Detection of melamine in milk powders using near-infrared hyperspectral imaging combined with regression coefficient of partial least square regression model

Illegal use of nitrogen-rich melamine (C3H6N6) to boost perceived protein content of food products such as milk, infant formula, frozen yogurt, pet food, biscuits, and coffee drinks has caused serious food safety problems. Conventional methods to detect melamine in foods, such as Enzyme-linked immunosorbent assay (ELISA), High-performance liquid chromatography (HPLC), and Gas chromatography-mass spectrometry (GC-MS), are sensitive but they are time-consuming, expensive, and labor-intensive.
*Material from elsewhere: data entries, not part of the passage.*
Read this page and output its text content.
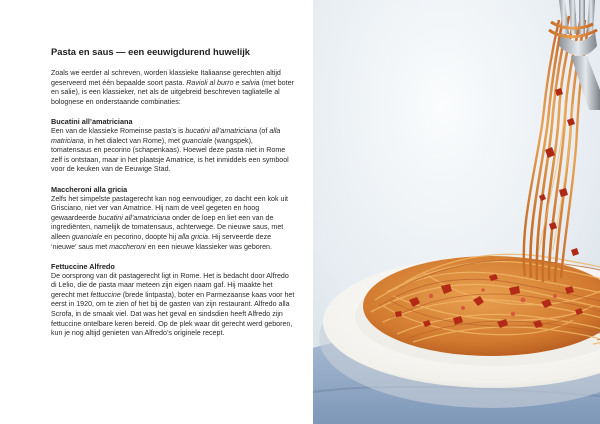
Pasta en saus — een eeuwigdurend huwelijk

Zoals we eerder al schreven, worden klassieke Italiaanse gerechten altijd geserveerd met één bepaalde soort pasta. Ravioli al burro e salvia (met boter en salie), is een klassieker, net als de uitgebreid beschreven tagliatelle al bolognese en onderstaande combinaties:

Bucatini all’amatriciana

Een van de klassieke Romeinse pasta’s is bucatini all’amatriciana (of alla matriciana, in het dialect van Rome), met guanciale (wangspek), tomatensaus en pecorino (schapenkaas). Hoewel deze pasta niet in Rome zelf is ontstaan, maar in het plaatsje Amatrice, is het inmiddels een symbool voor de keuken van de Eeuwige Stad.

Maccheroni alla gricia

Zelfs het simpelste pastagerecht kan nog eenvoudiger, zo dacht een kok uit Grisciano, niet ver van Amatrice. Hij nam de veel gegeten en hoog gewaardeerde bucatini all’amatriciana onder de loep en liet een van de ingrediënten, namelijk de tomatensaus, achterwege. De nieuwe saus, met alleen guanciale en pecorino, doopte hij alla gricia. Hij serveerde deze ‘nieuwe’ saus met maccheroni en een nieuwe klassieker was geboren.

Fettuccine Alfredo

De oorsprong van dit pastagerecht ligt in Rome. Het is bedacht door Alfredo di Lelio, die de pasta maar meteen zijn eigen naam gaf. Hij maakte het gerecht met fettuccine (brede lintpasta), boter en Parmezaanse kaas voor het eerst in 1920, om te zien of het bij de gasten van zijn restaurant. Alfredo alla Scrofa, in de smaak viel. Dat was het geval en sindsdien heeft Alfredo zijn fettuccine ontelbare keren bereid. Op de plek waar dit gerecht werd geboren, kun je nog altijd genieten van Alfredo’s originele recept.
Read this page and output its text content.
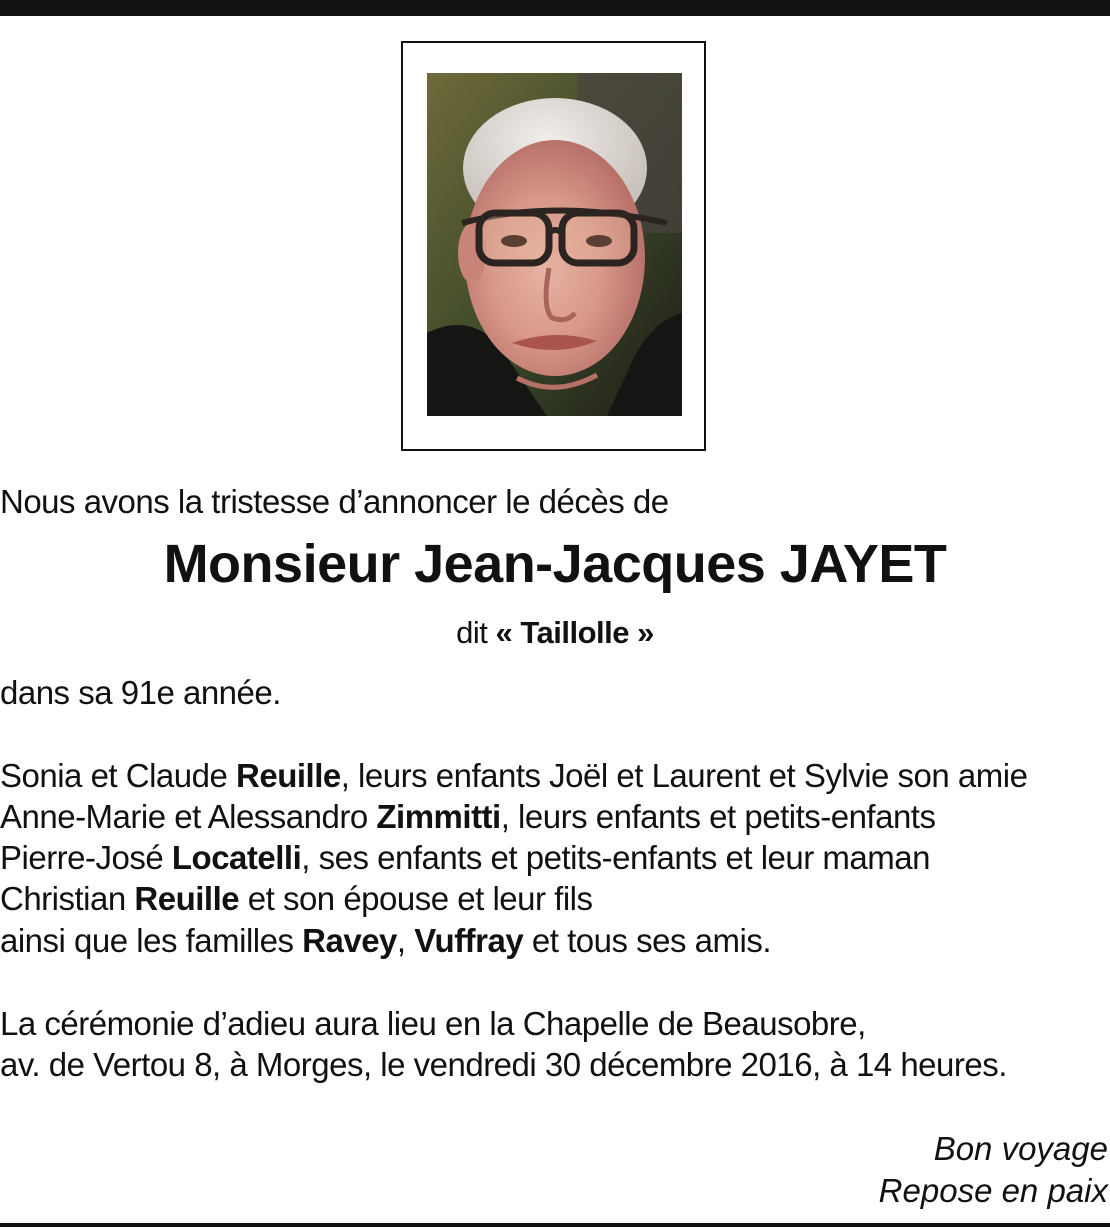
Nous avons la tristesse d’annoncer le décès de
Monsieur Jean-Jacques JAYET
dit « Taillolle »
dans sa 91e année.
Sonia et Claude Reuille, leurs enfants Joël et Laurent et Sylvie son amie
Anne-Marie et Alessandro Zimmitti, leurs enfants et petits-enfants
Pierre-José Locatelli, ses enfants et petits-enfants et leur maman
Christian Reuille et son épouse et leur fils
ainsi que les familles Ravey, Vuffray et tous ses amis.
La cérémonie d’adieu aura lieu en la Chapelle de Beausobre,
av. de Vertou 8, à Morges, le vendredi 30 décembre 2016, à 14 heures.
Bon voyage
Repose en paix
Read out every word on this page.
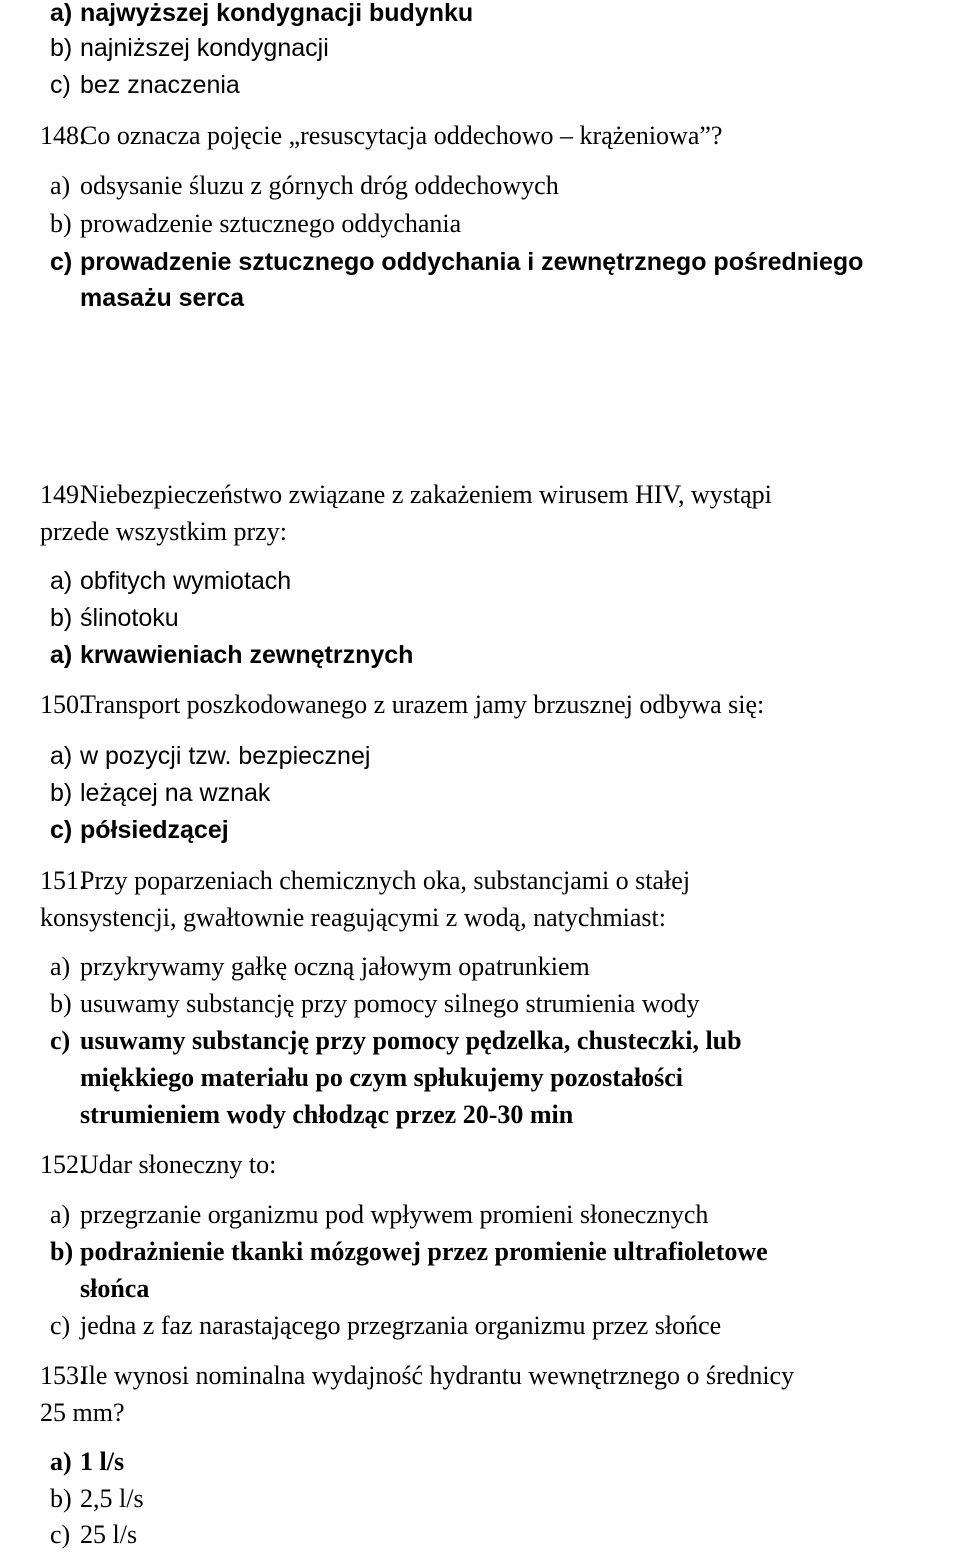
a) najwyższej kondygnacji budynku
b) najniższej kondygnacji
c) bez znaczenia
148.Co oznacza pojęcie „resuscytacja oddechowo – krążeniowa”?
a) odsysanie śluzu z górnych dróg oddechowych
b) prowadzenie sztucznego oddychania
c) prowadzenie sztucznego oddychania i zewnętrznego pośredniego
masażu serca
149.Niebezpieczeństwo związane z zakażeniem wirusem HIV, wystąpi
przede wszystkim przy:
a) obfitych wymiotach
b) ślinotoku
a) krwawieniach zewnętrznych
150.Transport poszkodowanego z urazem jamy brzusznej odbywa się:
a) w pozycji tzw. bezpiecznej
b) leżącej na wznak
c) półsiedzącej
151.Przy poparzeniach chemicznych oka, substancjami o stałej
konsystencji, gwałtownie reagującymi z wodą, natychmiast:
a) przykrywamy gałkę oczną jałowym opatrunkiem
b) usuwamy substancję przy pomocy silnego strumienia wody
c) usuwamy substancję przy pomocy pędzelka, chusteczki, lub
miękkiego materiału po czym spłukujemy pozostałości
strumieniem wody chłodząc przez 20-30 min
152.Udar słoneczny to:
a) przegrzanie organizmu pod wpływem promieni słonecznych
b) podrażnienie tkanki mózgowej przez promienie ultrafioletowe
słońca
c) jedna z faz narastającego przegrzania organizmu przez słońce
153.Ile wynosi nominalna wydajność hydrantu wewnętrznego o średnicy
25 mm?
a) 1 l/s
b) 2,5 l/s
c) 25 l/s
In this research, near-infrared (NIR) hyperspectral imaging technique combined with regression coefficient of partial least squares regression (PLSR) model was used to detect melamine particles in milk powders easily and quickly. NIR hyperspectral reflectance imaging data in the spectral range of 990-1700nm were acquired from melamine-milk powder mixture samples prepared at various concentrations ranging from 0.02% to 1%. PLSR models were developed to correlate the spectral data (independent variables) with melamine concentration (dependent variables) in melamine-milk powder mixture samples. PLSR models applying various pretreatment methods were used to reconstruct the two-dimensional PLS images. PLS images were converted to the binary images to detect the suspected melamine pixels in milk powder. As the melamine concentration was increased, the numbers of suspected melamine pixels of binary images were also increased. These results suggested that NIR hyperspectral imaging technique and the PLSR model can be regarded as an effective tool to detect melamine particles in milk powders.